Kedua, harus clean, artinya dia harus bersih. Tidak tersangkut apapun, sehingga sangatlah menyalahi asas kepatutan jika seorang calon pejatan di level dirjen tidak clean.
”Ini akan menuai masalah, bahwa kita menghargai asas praduga tak bersalah yang harus kita kedepankan. Tetapi bahwa suatu kasus yang sudah ada terpidananya dan kemudian masih mengalami pengembangan kasusnya, hal itu menandakan bahwa kasus tersebut berpotensi melahirkan terdakwa baru dan semua kemungkinan itu terbuka,”tegas Muhammad Syukur Mandar.
Pakar politik sekaligus Dewan Pendiri Kaukus Perempuan Politik Indonesia, Ir.Hj. Nurul Candrasari Masjkuri, M.Si malah mempertanyakan proses seleksi calon pejabat di lingkungan Kemendagri tersebut.
“Kenapa sih harus seperti itu, padahal orang pintar di Indonesia sangat banyak. Hanya saja orang jujur sulit dicari, tapi kita cari orang yang pandai, cerdas, punya iman, punya kejujuran untuk membangun negara ini. Apalagi sekelas Pak Tito Karnavian kan tidak sulit mencari,” ujar nya.
“Kita bicara untuk negara, untuk kepentingan negara, bukan untuk kepentingan pribadi. Jadi, kita akan curiga bila dipertahankan dan diajak orang yang tidak benar untuk mengisi kekosongan jabatan ini. Apalagi ada calon yang sudah di bidik KPK bahkan mangkir dari panggilan lembaga antirasuah tersebut. Jadi sepertinya tidak ada orang lagi untuk tempatkan pada jabatan tersebut,” sesalnya.

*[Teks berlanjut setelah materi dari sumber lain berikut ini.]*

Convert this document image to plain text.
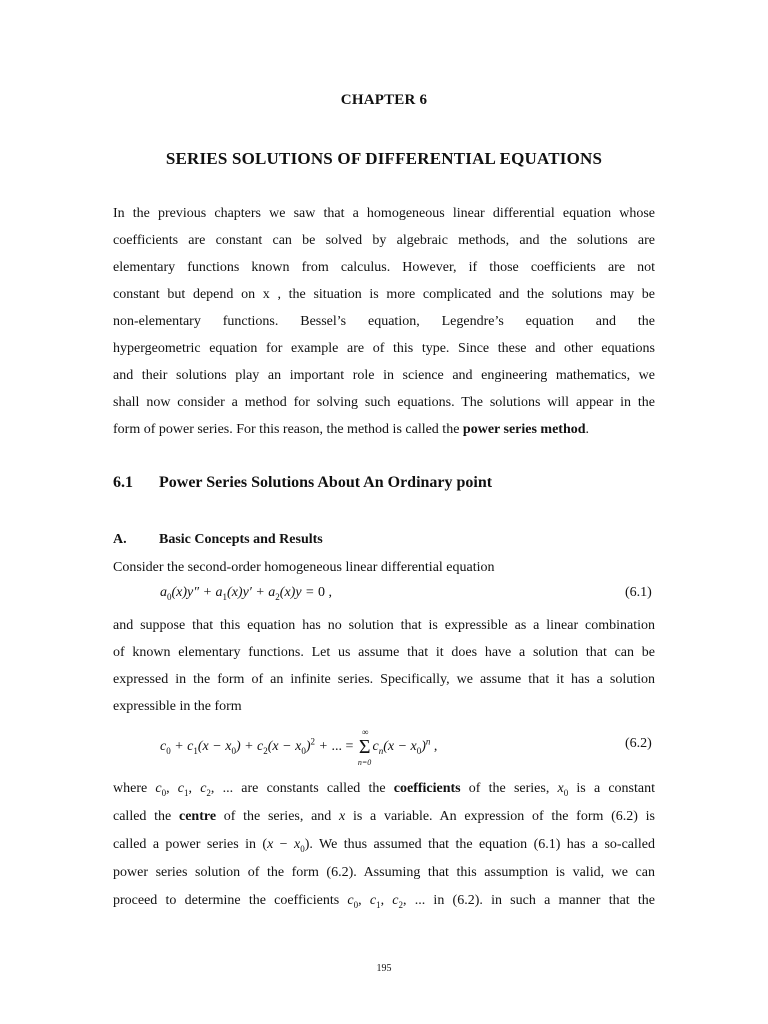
CHAPTER 6
SERIES SOLUTIONS OF DIFFERENTIAL EQUATIONS
In the previous chapters we saw that a homogeneous linear differential equation whose
coefficients are constant can be solved by algebraic methods, and the solutions are
elementary functions known from calculus. However, if those coefficients are not
constant but depend on x , the situation is more complicated and the solutions may be
non-elementary functions. Bessel’s equation, Legendre’s equation and the
hypergeometric equation for example are of this type. Since these and other equations
and their solutions play an important role in science and engineering mathematics, we
shall now consider a method for solving such equations. The solutions will appear in the
form of power series. For this reason, the method is called the power series method.
6.1 Power Series Solutions About An Ordinary point
A. Basic Concepts and Results
Consider the second-order homogeneous linear differential equation
$a_0(x)y'' + a_1(x)y' + a_2(x)y = 0$ ,	(6.1)
and suppose that this equation has no solution that is expressible as a linear combination
of known elementary functions. Let us assume that it does have a solution that can be
expressed in the form of an infinite series. Specifically, we assume that it has a solution
expressible in the form
$c_0 + c_1(x - x_0) + c_2(x - x_0)^2$ + ... =
∞
Σ
n=0
$c_n(x - x_0)^n$ ,	(6.2)
where $c_0$, $c_1$, $c_2$, ... are constants called the coefficients of the series, $x_0$ is a constant
called the centre of the series, and x is a variable. An expression of the form (6.2) is
called a power series in $(x - x_0)$. We thus assumed that the equation (6.1) has a so-called
power series solution of the form (6.2). Assuming that this assumption is valid, we can
proceed to determine the coefficients $c_0$, $c_1$, $c_2$, ... in (6.2). in such a manner that the
195
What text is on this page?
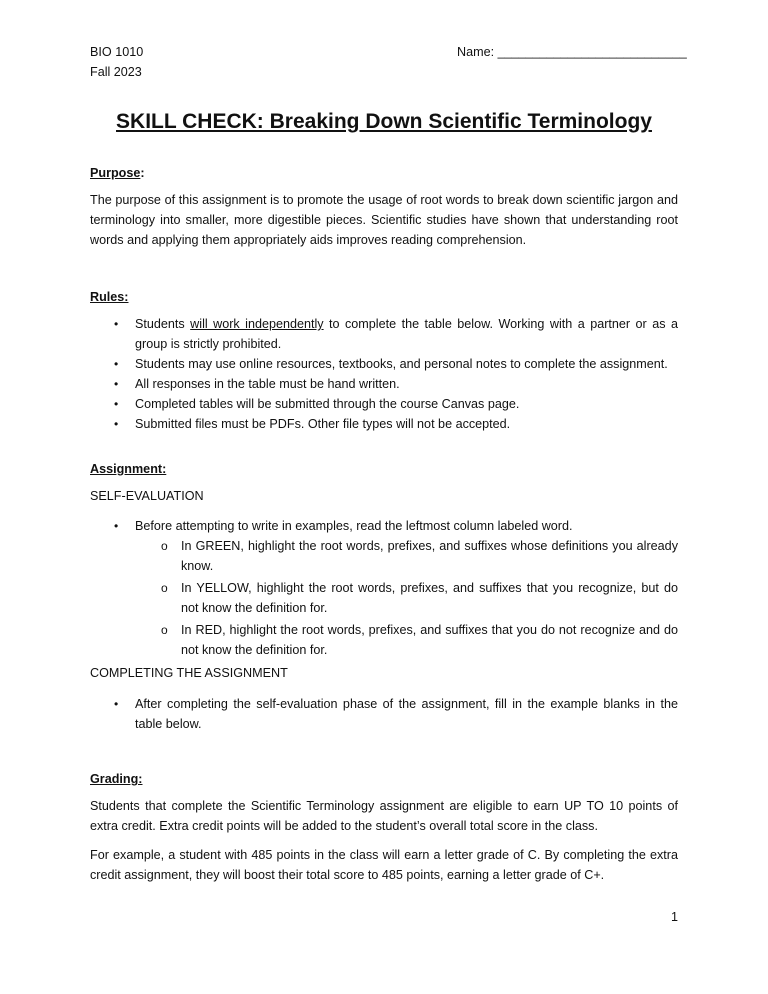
BIO 1010
Fall 2023
Name: ___________________________
SKILL CHECK: Breaking Down Scientific Terminology
Purpose:
The purpose of this assignment is to promote the usage of root words to break down scientific jargon and terminology into smaller, more digestible pieces. Scientific studies have shown that understanding root words and applying them appropriately aids improves reading comprehension.
Rules:
• Students will work independently to complete the table below. Working with a partner or as a group is strictly prohibited.
• Students may use online resources, textbooks, and personal notes to complete the assignment.
• All responses in the table must be hand written.
• Completed tables will be submitted through the course Canvas page.
• Submitted files must be PDFs. Other file types will not be accepted.
Assignment:
SELF-EVALUATION
• Before attempting to write in examples, read the leftmost column labeled word.
o In GREEN, highlight the root words, prefixes, and suffixes whose definitions you already know.
o In YELLOW, highlight the root words, prefixes, and suffixes that you recognize, but do not know the definition for.
o In RED, highlight the root words, prefixes, and suffixes that you do not recognize and do not know the definition for.
COMPLETING THE ASSIGNMENT
• After completing the self-evaluation phase of the assignment, fill in the example blanks in the table below.
Grading:
Students that complete the Scientific Terminology assignment are eligible to earn UP TO 10 points of extra credit. Extra credit points will be added to the student’s overall total score in the class.
For example, a student with 485 points in the class will earn a letter grade of C. By completing the extra credit assignment, they will boost their total score to 485 points, earning a letter grade of C+.
1
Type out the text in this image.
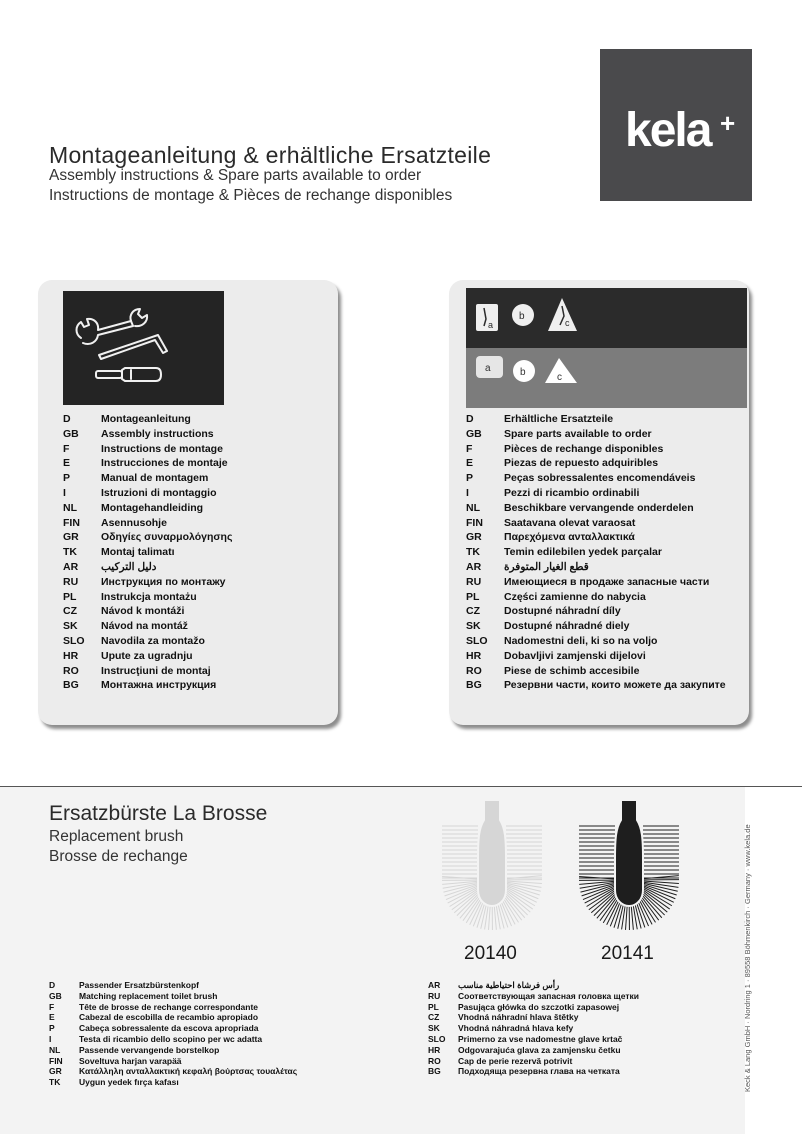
kela +
Montageanleitung & erhältliche Ersatzteile
Assembly instructions & Spare parts available to order
Instructions de montage & Pièces de rechange disponibles
D	Montageanleitung
GB	Assembly instructions
F	Instructions de montage
E	Instrucciones de montaje
P	Manual de montagem
I	Istruzioni di montaggio
NL	Montagehandleiding
FIN	Asennusohje
GR	Οδηγίες συναρμολόγησης
TK	Montaj talimatı
AR	دليل التركيب
RU	Инструкция по монтажу
PL	Instrukcja montażu
CZ	Návod k montáži
SK	Návod na montáž
SLO	Navodila za montažo
HR	Upute za ugradnju
RO	Instrucţiuni de montaj
BG	Монтажна инструкция
a
b
c
a	b	c
D	Erhältliche Ersatzteile
GB	Spare parts available to order
F	Pièces de rechange disponibles
E	Piezas de repuesto adquiribles
P	Peças sobressalentes encomendáveis
I	Pezzi di ricambio ordinabili
NL	Beschikbare vervangende onderdelen
FIN	Saatavana olevat varaosat
GR	Παρεχόμενα ανταλλακτικά
TK	Temin edilebilen yedek parçalar
AR	قطع الغيار المتوفرة
RU	Имеющиеся в продаже запасные части
PL	Części zamienne do nabycia
CZ	Dostupné náhradní díly
SK	Dostupné náhradné diely
SLO	Nadomestni deli, ki so na voljo
HR	Dobavljivi zamjenski dijelovi
RO	Piese de schimb accesibile
BG	Резервни части, които можете да закупите
Ersatzbürste La Brosse
Replacement brush
Brosse de rechange
20140	20141	Keck & Lang GmbH · Nordring 1 · 89558 Böhmenkirch · Germany · www.kela.de
D	Passender Ersatzbürstenkopf
GB	Matching replacement toilet brush
F	Tête de brosse de rechange correspondante
E	Cabezal de escobilla de recambio apropiado
P	Cabeça sobressalente da escova apropriada
I	Testa di ricambio dello scopino per wc adatta
NL	Passende vervangende borstelkop
FIN	Soveltuva harjan varapää
GR	Κατάλληλη ανταλλακτική κεφαλή βούρτσας τουαλέτας
TK	Uygun yedek fırça kafası
AR	رأس فرشاة احتياطية مناسب
RU	Соответствующая запасная головка щетки
PL	Pasująca główka do szczotki zapasowej
CZ	Vhodná náhradní hlava štětky
SK	Vhodná náhradná hlava kefy
SLO	Primerno za vse nadomestne glave krtač
HR	Odgovarajuća glava za zamjensku četku
RO	Cap de perie rezervă potrivit
BG	Подходяща резервна глава на четката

Dikatakan, nggak mungkin KPK membidik orang tanpa ada salahnya. Jika sudah ada catatan seperti itu, maka perlu dilihat kalau sudah dibidik, jangan lagi dimunculkan, nanti akan mengecewakan masyarakat bahkan ketidakpercayaan publik atas lembaga tersebut. (*Kop/Mas Te/Lpn6)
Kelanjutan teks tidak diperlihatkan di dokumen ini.